Zoals u waarschijnlijk vernomen heeft is er vanaf 1 januari 2019 een nieuw Vlaams Woninghuurdecreet  van toepassing.

In de nieuwe huurwetgeving is er bijzondere aandacht besteed aan de verhuring van studentenkamers en –studio’s. Om tegemoet te komen aan de specifieke huursituatie van studenten wijken tal van regels wijken af van de klassieke woninghuur. De nieuwe huurwetgeving is enkel van toepassing op contracten die worden afgesloten na 1 januari 2019.
Eerst enkele definities:
  • De wetgeving voor huur en verhuur van studentenkamers en studio’s is geldig voor alle kamers en studio’s die door studenten bewoond worden.
  • Een “student” is een jongere die ingeschreven is bij een instelling die voltijds onderwijs aanbiedt. Van zodra de student is afgestudeerd en werkt wordt  hij niet meer aanzien als student.
  • De hoofdverblijfplaats van de student blijft bij zijn ouders, de student mag niet officieel ingeschreven staan op het adres van de studentenkamer of studio.
  • Een buitenlandse student kan (indien hij/zij wenst ) zich in het vreemdelingenregister inschrijven op het adres van zijn studentenverblijf. De inschrijving is zelfs verplicht  van zodra de buitenlandse student, een toelating heeft voor een verblijf van meer dan 3 maanden.
  • Een internationale student behoudt zijn hoofdverblijfplaats in zijn thuisland zolang hij/zij een band heeft met zijn ouders en niet financieel zelfstandig is.
Voor u als investeerder/verhuurder veranderen er enkele belangrijke punten :
  1. All-in prijs
    De basishuurprijs moet een all-inhuurprijs zijn met alle kosten en lasten in. De basishuurprijs mag nog steeds vrij bepaald worden door de verhuurder. Enkel kosten van water, energie, internet, mogen daarbovenop komen. Door de all-inhuurprijs zullen discussies vermeden worden. Vroeger gebeurde het wel eens dat er grote verschillen waren tussen de gevraagde provisie voor de kosten en de uiteindelijke afrekening. Bij de ondertekening van de huurovereenkomst vroegen sommige verhuurders een lage provisie maar aan het einde van de huur kreeg de student wel een hoge afrekening gepresenteerd.

     

    De rentmeesters van Jurimmo hebben een vergelijkende onderzoek  gedaan van de kosten van de studentenkamers en studio’s die bij Jurimmo in beheer zitten en kwamen tot de vaststelling dat  de vaste kosten voor een studio komen op  80 EUR en voor een studentenkamer op 70 EUR.

    In de toekomst zal u dan ook geen afrekening meer ontvangen maar zal er een forfaitaire kost aangerekend worden van 70 EUR voor een studentenkamer en van  80 EUR voor een studio.

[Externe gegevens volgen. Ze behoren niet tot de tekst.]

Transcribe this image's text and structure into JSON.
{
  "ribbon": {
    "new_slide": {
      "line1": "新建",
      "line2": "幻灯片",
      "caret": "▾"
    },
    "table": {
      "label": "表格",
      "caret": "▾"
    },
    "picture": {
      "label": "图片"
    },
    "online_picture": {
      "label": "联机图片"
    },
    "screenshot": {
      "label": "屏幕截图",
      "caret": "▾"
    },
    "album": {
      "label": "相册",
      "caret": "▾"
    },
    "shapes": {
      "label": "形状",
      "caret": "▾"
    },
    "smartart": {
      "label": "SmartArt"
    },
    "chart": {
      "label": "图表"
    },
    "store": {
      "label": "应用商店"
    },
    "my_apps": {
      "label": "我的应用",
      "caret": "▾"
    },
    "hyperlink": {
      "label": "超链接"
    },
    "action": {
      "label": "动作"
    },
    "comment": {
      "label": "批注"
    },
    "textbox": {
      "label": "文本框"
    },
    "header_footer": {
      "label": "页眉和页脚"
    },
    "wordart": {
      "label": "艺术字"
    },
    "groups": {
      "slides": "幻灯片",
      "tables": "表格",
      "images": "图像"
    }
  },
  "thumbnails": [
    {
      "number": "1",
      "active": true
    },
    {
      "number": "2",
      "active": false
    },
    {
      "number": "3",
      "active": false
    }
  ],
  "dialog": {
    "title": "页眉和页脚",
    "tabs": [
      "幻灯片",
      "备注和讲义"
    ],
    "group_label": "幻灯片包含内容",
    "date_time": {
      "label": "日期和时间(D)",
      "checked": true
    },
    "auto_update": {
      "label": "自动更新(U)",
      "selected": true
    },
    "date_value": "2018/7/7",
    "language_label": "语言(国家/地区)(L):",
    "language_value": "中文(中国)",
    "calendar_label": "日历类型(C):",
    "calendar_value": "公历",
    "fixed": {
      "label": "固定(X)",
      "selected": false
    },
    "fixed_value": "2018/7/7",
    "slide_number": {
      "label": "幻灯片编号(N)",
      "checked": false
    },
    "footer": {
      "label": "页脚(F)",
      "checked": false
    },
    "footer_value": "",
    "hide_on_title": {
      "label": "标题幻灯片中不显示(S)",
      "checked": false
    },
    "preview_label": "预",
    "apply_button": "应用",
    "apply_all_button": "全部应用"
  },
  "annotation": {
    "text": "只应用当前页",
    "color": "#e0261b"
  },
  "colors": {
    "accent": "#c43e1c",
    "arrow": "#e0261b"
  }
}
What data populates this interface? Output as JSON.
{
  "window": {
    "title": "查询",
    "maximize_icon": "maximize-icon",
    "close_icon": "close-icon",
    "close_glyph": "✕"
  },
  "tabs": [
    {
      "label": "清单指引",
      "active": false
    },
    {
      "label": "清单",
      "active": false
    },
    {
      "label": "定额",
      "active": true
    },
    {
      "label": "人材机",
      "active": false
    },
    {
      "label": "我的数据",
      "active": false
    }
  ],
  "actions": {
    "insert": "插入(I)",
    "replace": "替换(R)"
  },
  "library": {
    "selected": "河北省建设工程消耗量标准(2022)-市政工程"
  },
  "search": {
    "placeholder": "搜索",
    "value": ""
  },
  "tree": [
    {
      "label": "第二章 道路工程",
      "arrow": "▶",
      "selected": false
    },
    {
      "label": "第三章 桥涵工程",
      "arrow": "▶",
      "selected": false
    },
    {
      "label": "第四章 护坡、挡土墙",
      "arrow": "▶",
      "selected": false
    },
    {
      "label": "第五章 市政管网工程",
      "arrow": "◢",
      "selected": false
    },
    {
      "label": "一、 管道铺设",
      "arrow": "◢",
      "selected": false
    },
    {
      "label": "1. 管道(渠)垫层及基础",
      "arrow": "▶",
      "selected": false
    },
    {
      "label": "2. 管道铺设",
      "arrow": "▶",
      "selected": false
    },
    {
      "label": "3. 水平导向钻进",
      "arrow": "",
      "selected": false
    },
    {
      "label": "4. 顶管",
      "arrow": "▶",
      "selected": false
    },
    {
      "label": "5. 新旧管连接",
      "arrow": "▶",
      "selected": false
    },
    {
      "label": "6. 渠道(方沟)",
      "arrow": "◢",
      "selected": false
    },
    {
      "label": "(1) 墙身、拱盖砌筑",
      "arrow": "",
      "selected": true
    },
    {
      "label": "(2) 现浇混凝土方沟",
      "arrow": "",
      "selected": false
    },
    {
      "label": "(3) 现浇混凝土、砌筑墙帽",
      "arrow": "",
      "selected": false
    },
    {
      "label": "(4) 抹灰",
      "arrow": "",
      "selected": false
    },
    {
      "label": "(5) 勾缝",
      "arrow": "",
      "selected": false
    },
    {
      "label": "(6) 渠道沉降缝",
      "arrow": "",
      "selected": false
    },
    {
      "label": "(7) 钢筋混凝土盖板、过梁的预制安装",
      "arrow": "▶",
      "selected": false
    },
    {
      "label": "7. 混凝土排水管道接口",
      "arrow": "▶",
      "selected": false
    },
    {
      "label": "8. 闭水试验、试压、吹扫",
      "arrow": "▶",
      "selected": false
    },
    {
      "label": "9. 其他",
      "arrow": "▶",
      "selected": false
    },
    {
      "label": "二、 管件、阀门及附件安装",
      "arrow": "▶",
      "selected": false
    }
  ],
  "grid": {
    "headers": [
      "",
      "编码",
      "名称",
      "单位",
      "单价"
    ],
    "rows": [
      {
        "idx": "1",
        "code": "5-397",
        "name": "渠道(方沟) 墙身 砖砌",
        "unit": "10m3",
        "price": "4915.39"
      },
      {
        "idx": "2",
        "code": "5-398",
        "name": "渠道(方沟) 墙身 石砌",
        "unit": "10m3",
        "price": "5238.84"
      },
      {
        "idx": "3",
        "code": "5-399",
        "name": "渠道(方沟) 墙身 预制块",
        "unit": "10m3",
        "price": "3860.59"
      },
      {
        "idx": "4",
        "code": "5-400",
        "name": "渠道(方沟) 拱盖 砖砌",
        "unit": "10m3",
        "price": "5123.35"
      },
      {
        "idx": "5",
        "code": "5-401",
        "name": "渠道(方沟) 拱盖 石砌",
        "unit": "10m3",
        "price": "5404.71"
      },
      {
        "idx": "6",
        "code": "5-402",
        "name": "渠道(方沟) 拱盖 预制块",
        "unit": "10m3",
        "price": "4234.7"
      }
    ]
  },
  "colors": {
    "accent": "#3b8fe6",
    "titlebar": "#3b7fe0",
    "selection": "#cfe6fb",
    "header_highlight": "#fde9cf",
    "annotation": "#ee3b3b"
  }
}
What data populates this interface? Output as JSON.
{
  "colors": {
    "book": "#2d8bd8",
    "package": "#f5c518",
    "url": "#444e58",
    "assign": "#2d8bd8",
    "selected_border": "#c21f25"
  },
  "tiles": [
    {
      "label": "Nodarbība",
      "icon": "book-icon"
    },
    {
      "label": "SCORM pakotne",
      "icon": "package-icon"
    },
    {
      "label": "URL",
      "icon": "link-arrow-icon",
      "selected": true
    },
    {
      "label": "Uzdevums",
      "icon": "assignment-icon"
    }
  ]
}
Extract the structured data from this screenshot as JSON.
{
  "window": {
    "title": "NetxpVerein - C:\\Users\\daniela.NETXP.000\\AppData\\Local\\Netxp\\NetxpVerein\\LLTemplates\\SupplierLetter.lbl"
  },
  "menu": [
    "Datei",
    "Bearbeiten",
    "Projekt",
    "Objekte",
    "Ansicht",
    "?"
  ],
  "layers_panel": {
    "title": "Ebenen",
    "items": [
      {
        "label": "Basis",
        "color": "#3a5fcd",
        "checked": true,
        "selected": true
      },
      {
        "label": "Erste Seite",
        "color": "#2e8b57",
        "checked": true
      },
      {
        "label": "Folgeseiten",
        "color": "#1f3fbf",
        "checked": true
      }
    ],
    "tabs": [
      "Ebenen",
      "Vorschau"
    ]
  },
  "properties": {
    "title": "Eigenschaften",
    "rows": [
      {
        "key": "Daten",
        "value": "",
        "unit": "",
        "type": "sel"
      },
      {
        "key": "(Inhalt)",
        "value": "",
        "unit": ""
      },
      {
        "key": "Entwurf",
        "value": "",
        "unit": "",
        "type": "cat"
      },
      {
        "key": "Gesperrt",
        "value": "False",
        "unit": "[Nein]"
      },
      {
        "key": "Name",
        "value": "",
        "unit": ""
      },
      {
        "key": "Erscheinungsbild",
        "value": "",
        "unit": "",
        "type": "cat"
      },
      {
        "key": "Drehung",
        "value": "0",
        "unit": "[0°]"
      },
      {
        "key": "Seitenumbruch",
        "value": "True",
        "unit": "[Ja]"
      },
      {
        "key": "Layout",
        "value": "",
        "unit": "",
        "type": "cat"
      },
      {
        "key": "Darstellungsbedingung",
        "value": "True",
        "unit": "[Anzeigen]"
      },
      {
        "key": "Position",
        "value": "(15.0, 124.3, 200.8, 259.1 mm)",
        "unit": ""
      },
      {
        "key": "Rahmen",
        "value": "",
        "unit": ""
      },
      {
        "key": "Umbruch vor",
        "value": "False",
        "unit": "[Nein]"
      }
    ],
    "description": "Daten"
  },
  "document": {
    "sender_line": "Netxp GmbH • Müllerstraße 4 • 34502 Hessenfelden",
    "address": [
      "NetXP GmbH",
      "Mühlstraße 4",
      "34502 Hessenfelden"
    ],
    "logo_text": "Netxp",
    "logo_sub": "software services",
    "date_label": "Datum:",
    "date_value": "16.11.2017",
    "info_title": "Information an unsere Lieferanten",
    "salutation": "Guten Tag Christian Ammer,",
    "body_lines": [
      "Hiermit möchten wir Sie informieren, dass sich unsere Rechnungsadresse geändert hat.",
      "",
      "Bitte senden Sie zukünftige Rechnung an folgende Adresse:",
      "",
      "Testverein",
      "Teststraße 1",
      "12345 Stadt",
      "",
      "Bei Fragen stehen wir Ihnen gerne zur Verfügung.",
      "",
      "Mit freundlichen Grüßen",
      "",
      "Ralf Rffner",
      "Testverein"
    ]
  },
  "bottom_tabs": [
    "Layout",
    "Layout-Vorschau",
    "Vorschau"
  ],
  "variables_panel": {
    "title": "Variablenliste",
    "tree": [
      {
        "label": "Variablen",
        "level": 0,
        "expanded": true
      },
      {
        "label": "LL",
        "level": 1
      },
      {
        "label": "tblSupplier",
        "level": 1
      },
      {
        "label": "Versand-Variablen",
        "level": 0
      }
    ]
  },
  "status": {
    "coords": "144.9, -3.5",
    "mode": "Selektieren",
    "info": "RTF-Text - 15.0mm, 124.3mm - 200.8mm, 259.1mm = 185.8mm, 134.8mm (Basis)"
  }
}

    De verhuurder mag de huurprijs enkel indexeren als de student meerdere jaren huurt. Een verhoging van de huurprijs mag enkel indien de verhuurder een energiebesparende investering doet die de huurwaarde met meer dan 10 % doet stijgen.

    Overgangsmaatregel: alle contracten die al lopen en die volgend jaar vernieuwd worden moeten nog geen all-inhuurprijs vermelden en mogen nog een opsplitsing maken tussen de kosten en de huurprijs.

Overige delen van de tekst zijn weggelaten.